In the wisdom God gave Solomon, he perceived all this.  For most of his life, it didn’t matter.  God gave him the liberty to do what he would with his freedom of choice.  Sadly, as probably most of us would likewise do, he didn’t do a very good job at it.  His searching took him far from God.  Only at the end of his life did he come to his senses and realize how stupendously foolish he was and how he had squandered this gift from God.  The good thing in all this is that he left this record for us to see what happens to someone who pursues a dissolute lifestyle.  As Solomon states several times as in Ecclesiastes 2:26:

… This also is vanity and a striving after wind.

At the end of the book we’ll see Solomon’s further conclusions, but the key for us today is contained in Ecclesiastes 3:11:

… Also, he has put eternity into man’s heart … 

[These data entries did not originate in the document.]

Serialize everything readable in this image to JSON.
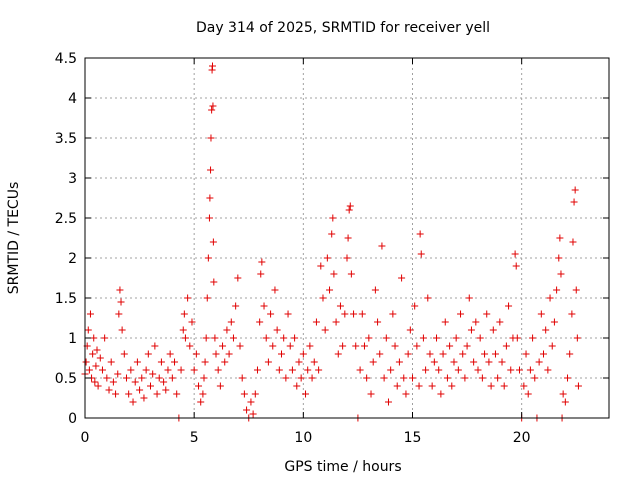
{
  "chart_data": {
    "type": "scatter",
    "title": "Day 314 of 2025, SRMTID for receiver yell",
    "xlabel": "GPS time / hours",
    "ylabel": "SRMTID / TECUs",
    "xlim": [
      0,
      24
    ],
    "ylim": [
      0,
      4.5
    ],
    "x_ticks": [
      0,
      5,
      10,
      15,
      20
    ],
    "x_tick_labels": [
      "0",
      "5",
      "10",
      "15",
      "20"
    ],
    "y_ticks": [
      0,
      0.5,
      1,
      1.5,
      2,
      2.5,
      3,
      3.5,
      4,
      4.5
    ],
    "y_tick_labels": [
      "0",
      "0.5",
      "1",
      "1.5",
      "2",
      "2.5",
      "3",
      "3.5",
      "4",
      "4.5"
    ],
    "grid": true,
    "marker": "+",
    "color": "#e00000",
    "series": [
      {
        "name": "SRMTID",
        "points": [
          [
            0.0,
            0.55
          ],
          [
            0.05,
            0.7
          ],
          [
            0.1,
            0.9
          ],
          [
            0.15,
            1.1
          ],
          [
            0.2,
            0.6
          ],
          [
            0.25,
            1.3
          ],
          [
            0.3,
            0.5
          ],
          [
            0.35,
            0.8
          ],
          [
            0.4,
            1.0
          ],
          [
            0.45,
            0.45
          ],
          [
            0.5,
            0.65
          ],
          [
            0.55,
            0.85
          ],
          [
            0.6,
            0.4
          ],
          [
            0.7,
            0.75
          ],
          [
            0.8,
            0.6
          ],
          [
            0.9,
            1.0
          ],
          [
            1.0,
            0.5
          ],
          [
            1.1,
            0.35
          ],
          [
            1.2,
            0.7
          ],
          [
            1.3,
            0.45
          ],
          [
            1.4,
            0.3
          ],
          [
            1.5,
            0.55
          ],
          [
            1.55,
            1.3
          ],
          [
            1.6,
            1.6
          ],
          [
            1.65,
            1.45
          ],
          [
            1.7,
            1.1
          ],
          [
            1.8,
            0.8
          ],
          [
            1.9,
            0.5
          ],
          [
            2.0,
            0.3
          ],
          [
            2.1,
            0.6
          ],
          [
            2.2,
            0.2
          ],
          [
            2.3,
            0.45
          ],
          [
            2.4,
            0.7
          ],
          [
            2.5,
            0.35
          ],
          [
            2.6,
            0.5
          ],
          [
            2.7,
            0.25
          ],
          [
            2.8,
            0.6
          ],
          [
            2.9,
            0.8
          ],
          [
            3.0,
            0.4
          ],
          [
            3.1,
            0.55
          ],
          [
            3.2,
            0.9
          ],
          [
            3.3,
            0.3
          ],
          [
            3.4,
            0.5
          ],
          [
            3.5,
            0.7
          ],
          [
            3.6,
            0.45
          ],
          [
            3.7,
            0.35
          ],
          [
            3.8,
            0.6
          ],
          [
            3.9,
            0.8
          ],
          [
            4.0,
            0.5
          ],
          [
            4.1,
            0.7
          ],
          [
            4.2,
            0.3
          ],
          [
            4.3,
            0.0
          ],
          [
            4.4,
            0.6
          ],
          [
            4.5,
            1.1
          ],
          [
            4.55,
            1.3
          ],
          [
            4.6,
            1.0
          ],
          [
            4.7,
            1.5
          ],
          [
            4.8,
            0.9
          ],
          [
            4.9,
            1.2
          ],
          [
            5.0,
            0.6
          ],
          [
            5.1,
            0.8
          ],
          [
            5.2,
            0.4
          ],
          [
            5.3,
            0.2
          ],
          [
            5.4,
            0.3
          ],
          [
            5.45,
            0.5
          ],
          [
            5.5,
            0.7
          ],
          [
            5.55,
            1.0
          ],
          [
            5.6,
            1.5
          ],
          [
            5.65,
            2.0
          ],
          [
            5.7,
            2.5
          ],
          [
            5.72,
            2.75
          ],
          [
            5.75,
            3.1
          ],
          [
            5.77,
            3.5
          ],
          [
            5.8,
            3.85
          ],
          [
            5.82,
            4.35
          ],
          [
            5.84,
            4.4
          ],
          [
            5.86,
            3.9
          ],
          [
            5.88,
            2.2
          ],
          [
            5.9,
            1.7
          ],
          [
            5.95,
            1.0
          ],
          [
            6.0,
            0.8
          ],
          [
            6.1,
            0.6
          ],
          [
            6.2,
            0.4
          ],
          [
            6.3,
            0.9
          ],
          [
            6.4,
            0.7
          ],
          [
            6.5,
            1.1
          ],
          [
            6.6,
            0.8
          ],
          [
            6.7,
            1.2
          ],
          [
            6.8,
            1.0
          ],
          [
            6.9,
            1.4
          ],
          [
            7.0,
            1.75
          ],
          [
            7.1,
            0.9
          ],
          [
            7.2,
            0.5
          ],
          [
            7.3,
            0.3
          ],
          [
            7.4,
            0.1
          ],
          [
            7.5,
            0.0
          ],
          [
            7.6,
            0.2
          ],
          [
            7.7,
            0.05
          ],
          [
            7.8,
            0.3
          ],
          [
            7.9,
            0.6
          ],
          [
            8.0,
            1.2
          ],
          [
            8.05,
            1.8
          ],
          [
            8.1,
            1.95
          ],
          [
            8.2,
            1.4
          ],
          [
            8.3,
            1.0
          ],
          [
            8.4,
            0.7
          ],
          [
            8.5,
            1.3
          ],
          [
            8.6,
            0.9
          ],
          [
            8.7,
            1.6
          ],
          [
            8.8,
            1.1
          ],
          [
            8.9,
            0.6
          ],
          [
            9.0,
            0.8
          ],
          [
            9.1,
            1.0
          ],
          [
            9.2,
            0.5
          ],
          [
            9.3,
            1.3
          ],
          [
            9.4,
            0.9
          ],
          [
            9.5,
            0.6
          ],
          [
            9.6,
            1.0
          ],
          [
            9.7,
            0.4
          ],
          [
            9.8,
            0.7
          ],
          [
            9.9,
            0.5
          ],
          [
            10.0,
            0.8
          ],
          [
            10.1,
            0.3
          ],
          [
            10.2,
            0.6
          ],
          [
            10.3,
            0.9
          ],
          [
            10.4,
            0.5
          ],
          [
            10.5,
            0.7
          ],
          [
            10.6,
            1.2
          ],
          [
            10.7,
            0.6
          ],
          [
            10.8,
            1.9
          ],
          [
            10.9,
            1.5
          ],
          [
            11.0,
            1.1
          ],
          [
            11.1,
            2.0
          ],
          [
            11.2,
            1.6
          ],
          [
            11.3,
            2.3
          ],
          [
            11.35,
            2.5
          ],
          [
            11.4,
            1.8
          ],
          [
            11.5,
            1.2
          ],
          [
            11.6,
            0.8
          ],
          [
            11.7,
            1.4
          ],
          [
            11.8,
            0.9
          ],
          [
            11.9,
            1.3
          ],
          [
            12.0,
            2.0
          ],
          [
            12.05,
            2.25
          ],
          [
            12.1,
            2.6
          ],
          [
            12.15,
            2.65
          ],
          [
            12.2,
            1.8
          ],
          [
            12.3,
            1.3
          ],
          [
            12.4,
            0.9
          ],
          [
            12.5,
            0.0
          ],
          [
            12.6,
            0.6
          ],
          [
            12.7,
            1.3
          ],
          [
            12.8,
            0.9
          ],
          [
            12.9,
            0.5
          ],
          [
            13.0,
            1.0
          ],
          [
            13.1,
            0.3
          ],
          [
            13.2,
            0.7
          ],
          [
            13.3,
            1.6
          ],
          [
            13.4,
            1.2
          ],
          [
            13.5,
            0.8
          ],
          [
            13.6,
            2.15
          ],
          [
            13.7,
            0.5
          ],
          [
            13.8,
            1.0
          ],
          [
            13.9,
            0.2
          ],
          [
            14.0,
            0.6
          ],
          [
            14.1,
            1.3
          ],
          [
            14.2,
            0.9
          ],
          [
            14.3,
            0.4
          ],
          [
            14.4,
            0.7
          ],
          [
            14.5,
            1.75
          ],
          [
            14.6,
            0.5
          ],
          [
            14.7,
            0.3
          ],
          [
            14.8,
            0.8
          ],
          [
            14.9,
            1.1
          ],
          [
            15.0,
            0.5
          ],
          [
            15.1,
            1.4
          ],
          [
            15.2,
            0.9
          ],
          [
            15.3,
            0.4
          ],
          [
            15.35,
            2.3
          ],
          [
            15.4,
            2.05
          ],
          [
            15.5,
            1.0
          ],
          [
            15.6,
            0.6
          ],
          [
            15.7,
            1.5
          ],
          [
            15.8,
            0.8
          ],
          [
            15.9,
            0.4
          ],
          [
            16.0,
            0.7
          ],
          [
            16.1,
            1.0
          ],
          [
            16.2,
            0.6
          ],
          [
            16.3,
            0.3
          ],
          [
            16.4,
            0.8
          ],
          [
            16.5,
            1.2
          ],
          [
            16.6,
            0.5
          ],
          [
            16.7,
            0.9
          ],
          [
            16.8,
            0.4
          ],
          [
            16.9,
            0.7
          ],
          [
            17.0,
            1.0
          ],
          [
            17.1,
            0.6
          ],
          [
            17.2,
            1.3
          ],
          [
            17.3,
            0.8
          ],
          [
            17.4,
            0.5
          ],
          [
            17.5,
            0.9
          ],
          [
            17.6,
            1.5
          ],
          [
            17.7,
            1.1
          ],
          [
            17.8,
            0.7
          ],
          [
            17.9,
            1.2
          ],
          [
            18.0,
            0.6
          ],
          [
            18.1,
            1.0
          ],
          [
            18.2,
            0.5
          ],
          [
            18.3,
            0.8
          ],
          [
            18.4,
            1.3
          ],
          [
            18.5,
            0.7
          ],
          [
            18.6,
            0.4
          ],
          [
            18.7,
            1.1
          ],
          [
            18.8,
            0.8
          ],
          [
            18.9,
            0.5
          ],
          [
            19.0,
            1.2
          ],
          [
            19.1,
            0.7
          ],
          [
            19.2,
            0.4
          ],
          [
            19.3,
            0.9
          ],
          [
            19.4,
            1.4
          ],
          [
            19.5,
            0.6
          ],
          [
            19.6,
            1.0
          ],
          [
            19.7,
            2.05
          ],
          [
            19.75,
            1.9
          ],
          [
            19.8,
            1.0
          ],
          [
            19.9,
            0.6
          ],
          [
            20.0,
            0.0
          ],
          [
            20.1,
            0.4
          ],
          [
            20.2,
            0.8
          ],
          [
            20.3,
            0.3
          ],
          [
            20.4,
            0.6
          ],
          [
            20.5,
            1.0
          ],
          [
            20.6,
            0.5
          ],
          [
            20.7,
            0.0
          ],
          [
            20.8,
            0.7
          ],
          [
            20.9,
            1.3
          ],
          [
            21.0,
            0.8
          ],
          [
            21.1,
            1.1
          ],
          [
            21.2,
            0.6
          ],
          [
            21.3,
            1.5
          ],
          [
            21.4,
            0.9
          ],
          [
            21.5,
            1.2
          ],
          [
            21.6,
            1.6
          ],
          [
            21.7,
            2.0
          ],
          [
            21.75,
            2.25
          ],
          [
            21.8,
            1.8
          ],
          [
            21.85,
            0.0
          ],
          [
            21.9,
            0.3
          ],
          [
            22.0,
            0.2
          ],
          [
            22.1,
            0.5
          ],
          [
            22.2,
            0.8
          ],
          [
            22.3,
            1.3
          ],
          [
            22.35,
            2.2
          ],
          [
            22.4,
            2.7
          ],
          [
            22.45,
            2.85
          ],
          [
            22.5,
            1.6
          ],
          [
            22.55,
            1.0
          ],
          [
            22.6,
            0.4
          ]
        ]
      }
    ]
  }
}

All of the striving that we do in our human condition is because of this.  It goes to that famous God-shaped hole each of us has that can only be filled with the salvation that only comes through a true relationship with Jesus Christ.  It is why history goes round and round.  Man seeks to fill that hole with everything found under the sun in this world, but he cannot.  Without the knowledge of Christ, our ending is exactly what Solomon chronicles in Ecclesiastes 3:20:

All go to one place. All are from the dust, and to dust all return.

In the absence of Christ in our lives, we simply return to that place of our origin.  Man goes to the grave and decomposes into dust.  His soul goes to a place of eternal torment without God.  All is hopeless and lost.  It’s a dreary ending.

But God… The Lord has given us hope that is found in Him alone.  In Christ we escape the eventual conclusion that is part and parcel of mankind’s existence without knowing Jesus.  This is the joy we have.  We transcend the ways of man by embracing all that God has for us.  Solomon found this out at the end of his life,  We have the opportunity to do so much earlier, and to live in God’s presence through the indwelling of the Holy Spirit.

His way is higher and better than ours.  When we turn to the Lord Jesus, everything changes.  Let us not be like Solomon and squander what God has given us.  Let us live for God and rejoice in Him now.